'Forever linked' through Flight 1420

Crash survivors dedicate memorial to dead, honor heroes of night

— Evelyn Soo decided Monday night to let go of a secret she didn't want anymore. So she took out a notecard, wrote a few words and taped a small piece of green metal, a broken Lbracket, to the card.

The bracket is a piece of American Airlines' Flight 1420. It fell off the seat in front of her, 14A, and landed in her purse during the plane's June 1, 1999, crash.

"For the longest, I didn't know what to do with it," the Little Rock retiree said. "I had put it in a box with all of my 1420 stuff, and I'd get it out and look at it for awhile, then put it back in. Monday night, I decided I didn't need it any more, and I knew someone who did."

Lisa Rowe, 43, a Cabot housewife, was in 14A when Flight 1420 overran a Little Rock runway in the midnight crash that killed 11 people. She had tried to talk the airline into letting her have the seat. American, which destroyed the plane four months ago, had declined.

When Rowe opened the notecard and saw the bracket, all she could do was cry.

"You can't believe what a difference it makes. It's like the missing piece of me. I can touch it, I can feel it," Rowe said.

Being whole is what Tuesday's dedication of a memorial honoring the dead and the heroics of that night was all about.

About 150 people, the majority of them survivors, attended the ceremony at the Aerospace Education Center across the street from Little Rock National Airport, Adams Field. Five female passengers cut the ribbon guarding a monument that features etched photos of those who died. Others spoke or read parts of poems. The thundering roar of commercial jets and C-130s taking off from the airport drowned out some of their comments.

On the whole, the survivors seemed pleased with the memorial, which was designed by Larry Thompson, chairman of the Art Department at Ouachita Baptist University, where 19 of the passengers were students.

"It's asymmetrical, [three] fragments of a perfect circle," said Charlie Fuller, leader of the Ouachita Baptist choral group returning from a European tour on Flight 1420. "The circles are overlapped, because we are forever linked."

The memorial was originally planned for a site adjacent to the airport terminal. It was moved across the street because of increased security after 9/11. The night of the crash, family members gathered at the aerospace center to await news.

Survivor Dennis McCarty, a computer consultant from Kirby, read a letter from Gov. Mike Huckabee. Little Rock Mayor Jim Dailey praised the emergency workers who responded that night, noting that everyone involved was impacted by the crash.

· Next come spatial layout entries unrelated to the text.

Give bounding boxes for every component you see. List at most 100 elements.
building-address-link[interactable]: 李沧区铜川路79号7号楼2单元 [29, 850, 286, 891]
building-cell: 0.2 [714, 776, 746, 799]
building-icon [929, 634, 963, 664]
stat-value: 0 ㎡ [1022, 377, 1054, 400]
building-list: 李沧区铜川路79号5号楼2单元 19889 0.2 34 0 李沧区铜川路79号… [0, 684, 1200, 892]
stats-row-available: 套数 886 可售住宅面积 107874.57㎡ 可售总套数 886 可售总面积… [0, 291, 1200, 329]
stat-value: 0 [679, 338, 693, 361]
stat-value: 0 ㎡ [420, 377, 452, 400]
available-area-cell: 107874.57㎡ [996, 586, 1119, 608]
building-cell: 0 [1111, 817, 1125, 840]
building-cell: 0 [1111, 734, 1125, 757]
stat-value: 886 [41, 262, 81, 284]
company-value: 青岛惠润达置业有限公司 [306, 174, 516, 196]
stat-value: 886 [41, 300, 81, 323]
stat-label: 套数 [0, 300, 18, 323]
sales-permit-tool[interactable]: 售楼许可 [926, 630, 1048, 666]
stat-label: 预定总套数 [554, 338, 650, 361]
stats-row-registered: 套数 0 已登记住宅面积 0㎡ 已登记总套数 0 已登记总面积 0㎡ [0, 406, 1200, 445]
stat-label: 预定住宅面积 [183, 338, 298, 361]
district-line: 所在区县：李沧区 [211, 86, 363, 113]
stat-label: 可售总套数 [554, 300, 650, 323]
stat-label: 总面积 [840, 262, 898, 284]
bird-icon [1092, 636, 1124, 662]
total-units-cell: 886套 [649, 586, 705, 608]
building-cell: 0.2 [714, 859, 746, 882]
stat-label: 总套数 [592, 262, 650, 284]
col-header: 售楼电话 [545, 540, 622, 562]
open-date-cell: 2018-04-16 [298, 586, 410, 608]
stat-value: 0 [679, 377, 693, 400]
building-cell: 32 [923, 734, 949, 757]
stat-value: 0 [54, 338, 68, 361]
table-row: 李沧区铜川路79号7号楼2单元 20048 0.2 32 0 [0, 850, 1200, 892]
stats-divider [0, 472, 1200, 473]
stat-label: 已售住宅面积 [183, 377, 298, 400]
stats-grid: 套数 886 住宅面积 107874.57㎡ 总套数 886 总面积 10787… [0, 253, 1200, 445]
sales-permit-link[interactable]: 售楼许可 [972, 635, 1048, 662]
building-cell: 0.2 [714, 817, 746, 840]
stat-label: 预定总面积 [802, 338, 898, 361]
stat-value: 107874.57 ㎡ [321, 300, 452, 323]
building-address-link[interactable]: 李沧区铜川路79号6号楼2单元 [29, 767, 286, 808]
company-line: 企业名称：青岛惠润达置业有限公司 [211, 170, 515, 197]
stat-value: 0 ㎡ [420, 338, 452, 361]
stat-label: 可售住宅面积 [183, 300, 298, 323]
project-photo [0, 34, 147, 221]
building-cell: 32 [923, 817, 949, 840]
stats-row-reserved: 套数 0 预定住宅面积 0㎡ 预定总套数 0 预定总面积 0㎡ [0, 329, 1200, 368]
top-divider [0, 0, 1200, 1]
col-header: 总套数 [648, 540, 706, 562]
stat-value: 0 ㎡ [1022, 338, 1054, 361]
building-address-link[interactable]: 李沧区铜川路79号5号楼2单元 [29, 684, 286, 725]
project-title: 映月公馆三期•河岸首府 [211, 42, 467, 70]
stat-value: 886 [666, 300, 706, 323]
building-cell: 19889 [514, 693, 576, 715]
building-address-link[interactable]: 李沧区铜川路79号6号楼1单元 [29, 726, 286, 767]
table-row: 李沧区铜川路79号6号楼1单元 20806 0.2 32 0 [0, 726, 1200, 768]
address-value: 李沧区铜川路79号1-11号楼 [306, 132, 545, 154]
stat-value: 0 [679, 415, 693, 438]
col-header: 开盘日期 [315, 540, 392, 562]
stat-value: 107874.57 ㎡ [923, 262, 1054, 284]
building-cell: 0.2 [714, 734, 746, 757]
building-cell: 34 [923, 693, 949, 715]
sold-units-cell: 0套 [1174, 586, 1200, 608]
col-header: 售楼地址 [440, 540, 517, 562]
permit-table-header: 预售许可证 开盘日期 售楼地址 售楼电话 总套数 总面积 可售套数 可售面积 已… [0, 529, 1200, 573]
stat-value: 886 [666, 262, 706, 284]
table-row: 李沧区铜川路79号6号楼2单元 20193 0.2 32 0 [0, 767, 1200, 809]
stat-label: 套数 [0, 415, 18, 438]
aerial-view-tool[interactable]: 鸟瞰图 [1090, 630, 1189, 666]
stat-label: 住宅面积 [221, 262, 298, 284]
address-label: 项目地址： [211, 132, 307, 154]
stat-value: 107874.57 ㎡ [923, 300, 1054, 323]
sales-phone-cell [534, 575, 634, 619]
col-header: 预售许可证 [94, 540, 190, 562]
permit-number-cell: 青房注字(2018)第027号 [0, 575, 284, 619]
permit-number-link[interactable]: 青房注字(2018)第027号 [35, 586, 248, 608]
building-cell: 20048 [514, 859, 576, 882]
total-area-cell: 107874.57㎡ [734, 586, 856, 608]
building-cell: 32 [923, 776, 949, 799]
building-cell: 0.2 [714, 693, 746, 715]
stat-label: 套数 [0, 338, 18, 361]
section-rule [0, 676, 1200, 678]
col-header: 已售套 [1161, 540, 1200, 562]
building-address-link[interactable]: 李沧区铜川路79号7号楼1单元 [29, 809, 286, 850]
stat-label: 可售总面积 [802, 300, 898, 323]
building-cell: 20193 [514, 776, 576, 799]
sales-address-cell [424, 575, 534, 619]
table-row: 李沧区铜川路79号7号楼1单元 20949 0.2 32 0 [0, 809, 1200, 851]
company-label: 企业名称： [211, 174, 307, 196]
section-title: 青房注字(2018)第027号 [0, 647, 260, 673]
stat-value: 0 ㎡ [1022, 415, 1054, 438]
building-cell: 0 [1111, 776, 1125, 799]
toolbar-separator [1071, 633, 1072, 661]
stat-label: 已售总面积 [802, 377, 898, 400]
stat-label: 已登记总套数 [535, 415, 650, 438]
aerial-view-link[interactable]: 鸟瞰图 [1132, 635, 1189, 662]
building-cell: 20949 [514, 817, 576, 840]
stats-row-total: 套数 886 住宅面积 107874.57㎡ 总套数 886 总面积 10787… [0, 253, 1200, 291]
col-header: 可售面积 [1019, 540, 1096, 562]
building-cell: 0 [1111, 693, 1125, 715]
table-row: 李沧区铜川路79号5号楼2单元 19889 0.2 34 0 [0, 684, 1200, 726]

Alaska Army National Guard Col. Jeff Arnold, a survivor who helped save the co-pilot, said the best thing to come out of the crash was the development of a Compassionate Assistance Relief Effort, or CARE, card, to be handed to passengers following a crash. The card, now being used by Alaska, Delta and Jet-Blue airlines, gives passengers a contact number and lists some of the services that they can expect, such as help with transportation, lodging and clothing.

Arnold has been on the speaking circuit for about four years, talking about aviation safety. Another survivor, Paul McIntosh of Phoenix, who helped Arnold free passengers, is making the rounds, too, talking to future pilots at aviation schools.

"Many of the airlines truly appreciate listening to and hearing our stories," Arnold said. "It's been my experience they want to do better, to be better."

At the end, the survivors sang "Amazing Grace," just as they had during the ravaging storm that menaced them after the broken jet came to rest of the bank of the Arkansas River.

Afterwards, there was a palpable feeling of relief.

Jeana Varnell changed her mind about staying away after other survivors reached out to her Monday night.

"I wanted to come, but I'm not sure I should have," she said, adding she still strongly objects to the pilot, Capt. Richard Buschmann, being memorialized with the others who died.

At a private lunch, seatmates reunited for what is likely the last time. Nine of the Ouachita Baptist singers posed for reunion photos. Randy Hill, a lawyer from Arkadelphia, showed photos of his expanding family. Addresses and phone numbers were swapped, with long hugs and tearful goodbyes.

Phyliss Caruth, who retired Friday from Central High School after 31 years as a math teacher, said she has a whole other life to pursue, now that the memorial is behind her.

Cara Ashcraft, one of the two Ashcraft sisters who at the ages of 10 and 13 were traveling alone to visit their grandparents, returned for the dedication. Cara, now 15, plans to spend the summer visiting her grandparents in White Hall and taking driver's education. Her sister, Erin, graduated Monday night from Marcus High School in Flower Mound, Texas.

"She had a lot of stuff she didn't want to miss, you know, those ceremony things you do with your friends after graduation," her father, Rick Ashcraft, said. "We had to leave after they announced the As on the graduation just to make it here."

Another survivor missing from the service, Adam Salmans of Cabot, will have to wait for the video his sister shot for him. He is in an Army Airborne Infantry unit, serving in Afghanistan.